もう一晩だけ休んでから次の世界へ移動することが決まり、永久達は客室の一室へ集まっていた。
「じゃああの時永久は、刹那が持ってた欠片の一部を奪い取ってあの力を使ったってことなの?」
由愛の問いに、永久はうん、と短く答える。
「多分、今まで私が使ってた力って、アンリミテッドとしてはおまけみたいなものなのかも知れない……。ホントは、あの時に使った力みたいなのをポンポン使っちゃう上に、どれだけ攻撃されても死なないような……そんな、化け物なんだと思う」
化け物、という言葉に込められた悲哀を感じ取ったのか、由愛も英輔も切なげに目を伏せる。
「でもね、私はその化け物の力で、まだ戦わなくちゃいけない。刹那だって、まだ完全に止められたわけじゃないしね」
坂崎刹那は、生きている。あの時気を失っていた永久には、刹那が逃げ去る現場など見ようがなかったが、コアの欠片で繋がっているのか彼女がまだ生きている、ということだけは確信出来た。
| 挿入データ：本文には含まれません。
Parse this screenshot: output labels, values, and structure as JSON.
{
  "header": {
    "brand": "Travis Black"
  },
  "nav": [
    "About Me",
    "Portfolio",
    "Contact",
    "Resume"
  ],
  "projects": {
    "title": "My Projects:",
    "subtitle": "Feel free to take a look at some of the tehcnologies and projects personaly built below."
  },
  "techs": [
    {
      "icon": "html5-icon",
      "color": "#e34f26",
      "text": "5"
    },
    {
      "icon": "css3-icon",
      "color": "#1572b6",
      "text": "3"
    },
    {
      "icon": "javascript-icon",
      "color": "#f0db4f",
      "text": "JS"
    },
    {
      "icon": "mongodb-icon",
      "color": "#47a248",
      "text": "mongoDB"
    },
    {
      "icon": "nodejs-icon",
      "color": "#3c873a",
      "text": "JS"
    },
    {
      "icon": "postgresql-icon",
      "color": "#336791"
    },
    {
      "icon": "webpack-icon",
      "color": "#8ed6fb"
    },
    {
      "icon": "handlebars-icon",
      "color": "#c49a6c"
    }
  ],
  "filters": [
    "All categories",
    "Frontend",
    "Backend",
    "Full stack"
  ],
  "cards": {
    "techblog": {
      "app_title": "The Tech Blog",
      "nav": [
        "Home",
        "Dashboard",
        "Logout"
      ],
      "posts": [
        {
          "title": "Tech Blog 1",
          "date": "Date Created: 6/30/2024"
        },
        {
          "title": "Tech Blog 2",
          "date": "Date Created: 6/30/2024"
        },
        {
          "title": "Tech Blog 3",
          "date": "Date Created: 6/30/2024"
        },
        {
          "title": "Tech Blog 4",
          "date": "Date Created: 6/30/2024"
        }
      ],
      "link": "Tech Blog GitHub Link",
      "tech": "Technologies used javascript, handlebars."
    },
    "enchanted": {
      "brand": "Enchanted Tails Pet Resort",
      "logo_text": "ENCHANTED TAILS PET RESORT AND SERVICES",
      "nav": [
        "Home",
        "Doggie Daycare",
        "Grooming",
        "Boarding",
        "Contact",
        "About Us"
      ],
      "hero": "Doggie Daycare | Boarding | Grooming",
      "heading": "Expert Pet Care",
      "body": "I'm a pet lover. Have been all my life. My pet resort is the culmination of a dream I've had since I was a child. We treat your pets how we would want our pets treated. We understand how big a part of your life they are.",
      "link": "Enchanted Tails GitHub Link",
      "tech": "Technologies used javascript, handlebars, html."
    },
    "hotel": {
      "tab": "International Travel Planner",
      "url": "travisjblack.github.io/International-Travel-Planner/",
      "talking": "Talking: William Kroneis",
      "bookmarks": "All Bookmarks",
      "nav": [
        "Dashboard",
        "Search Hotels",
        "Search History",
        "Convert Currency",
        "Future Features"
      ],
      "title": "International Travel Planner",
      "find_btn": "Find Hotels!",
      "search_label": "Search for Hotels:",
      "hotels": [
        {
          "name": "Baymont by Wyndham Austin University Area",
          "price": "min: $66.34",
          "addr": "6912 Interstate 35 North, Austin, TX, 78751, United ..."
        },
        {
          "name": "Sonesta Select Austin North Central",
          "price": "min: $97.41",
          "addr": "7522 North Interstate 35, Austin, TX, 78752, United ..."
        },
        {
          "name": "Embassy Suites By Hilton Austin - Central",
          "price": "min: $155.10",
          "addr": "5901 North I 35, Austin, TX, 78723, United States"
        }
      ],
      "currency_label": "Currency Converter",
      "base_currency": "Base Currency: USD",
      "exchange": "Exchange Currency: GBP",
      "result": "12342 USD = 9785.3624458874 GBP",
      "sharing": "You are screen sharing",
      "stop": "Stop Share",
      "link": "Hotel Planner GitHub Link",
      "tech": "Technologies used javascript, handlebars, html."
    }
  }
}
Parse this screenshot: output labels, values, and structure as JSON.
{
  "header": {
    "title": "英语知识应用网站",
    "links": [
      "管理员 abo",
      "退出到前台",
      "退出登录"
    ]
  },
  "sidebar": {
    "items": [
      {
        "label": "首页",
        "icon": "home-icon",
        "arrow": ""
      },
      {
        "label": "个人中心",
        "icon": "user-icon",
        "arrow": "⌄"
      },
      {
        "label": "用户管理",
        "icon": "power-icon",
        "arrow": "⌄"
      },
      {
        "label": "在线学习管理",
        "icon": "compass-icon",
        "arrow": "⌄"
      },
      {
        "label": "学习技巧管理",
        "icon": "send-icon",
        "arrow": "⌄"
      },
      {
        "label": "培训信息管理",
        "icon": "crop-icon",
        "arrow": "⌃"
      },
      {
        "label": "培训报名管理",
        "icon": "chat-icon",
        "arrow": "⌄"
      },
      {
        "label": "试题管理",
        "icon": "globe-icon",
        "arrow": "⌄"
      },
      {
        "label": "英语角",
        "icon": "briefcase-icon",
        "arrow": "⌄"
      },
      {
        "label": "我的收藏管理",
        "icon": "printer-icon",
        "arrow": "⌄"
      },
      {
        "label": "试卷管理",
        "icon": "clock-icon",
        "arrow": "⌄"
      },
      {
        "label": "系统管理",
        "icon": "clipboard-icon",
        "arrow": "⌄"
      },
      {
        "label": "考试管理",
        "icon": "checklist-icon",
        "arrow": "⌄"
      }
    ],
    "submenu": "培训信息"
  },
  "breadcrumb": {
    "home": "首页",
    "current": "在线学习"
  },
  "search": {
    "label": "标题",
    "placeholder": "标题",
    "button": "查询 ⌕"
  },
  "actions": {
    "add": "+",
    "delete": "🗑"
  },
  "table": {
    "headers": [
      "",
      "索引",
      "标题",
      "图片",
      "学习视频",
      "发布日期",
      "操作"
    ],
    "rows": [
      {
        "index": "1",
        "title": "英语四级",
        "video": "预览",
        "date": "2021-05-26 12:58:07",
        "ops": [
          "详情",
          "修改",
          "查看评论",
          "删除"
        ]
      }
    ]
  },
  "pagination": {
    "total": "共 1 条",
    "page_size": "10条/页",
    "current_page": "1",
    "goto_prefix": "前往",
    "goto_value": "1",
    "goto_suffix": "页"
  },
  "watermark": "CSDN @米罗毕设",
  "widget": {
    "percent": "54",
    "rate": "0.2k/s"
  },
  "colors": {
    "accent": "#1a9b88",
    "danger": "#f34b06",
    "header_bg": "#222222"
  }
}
きっと今もどこかで、残りの欠片を集めて力を取り戻すことを画策しているに違いない。
「私、頑張るよ。刹那のこと、私が止めなきゃ」
「一人で頑張ろうとすんなよ。俺や由愛だって、あの美奈子さんだって、母さんだっているんだ。一緒に頑張ろうぜ」
「……うん」
そう答えた永久の目は、どこか遠くを見ているかのようだった。
客室で一晩過ごして明けた頃には、既に鏡子は次の世界へと旅立つ準備を終えていた。
既に路地裏には裂け目が……門が開いており、その向こうにある世界を映し出している。
「じゃ、行こっか」
永久の言葉に二人が頷き、永久を先頭にして三人は門の中へと歩いていく。
その先に見える世界は、小舟の漂着した砂浜だった。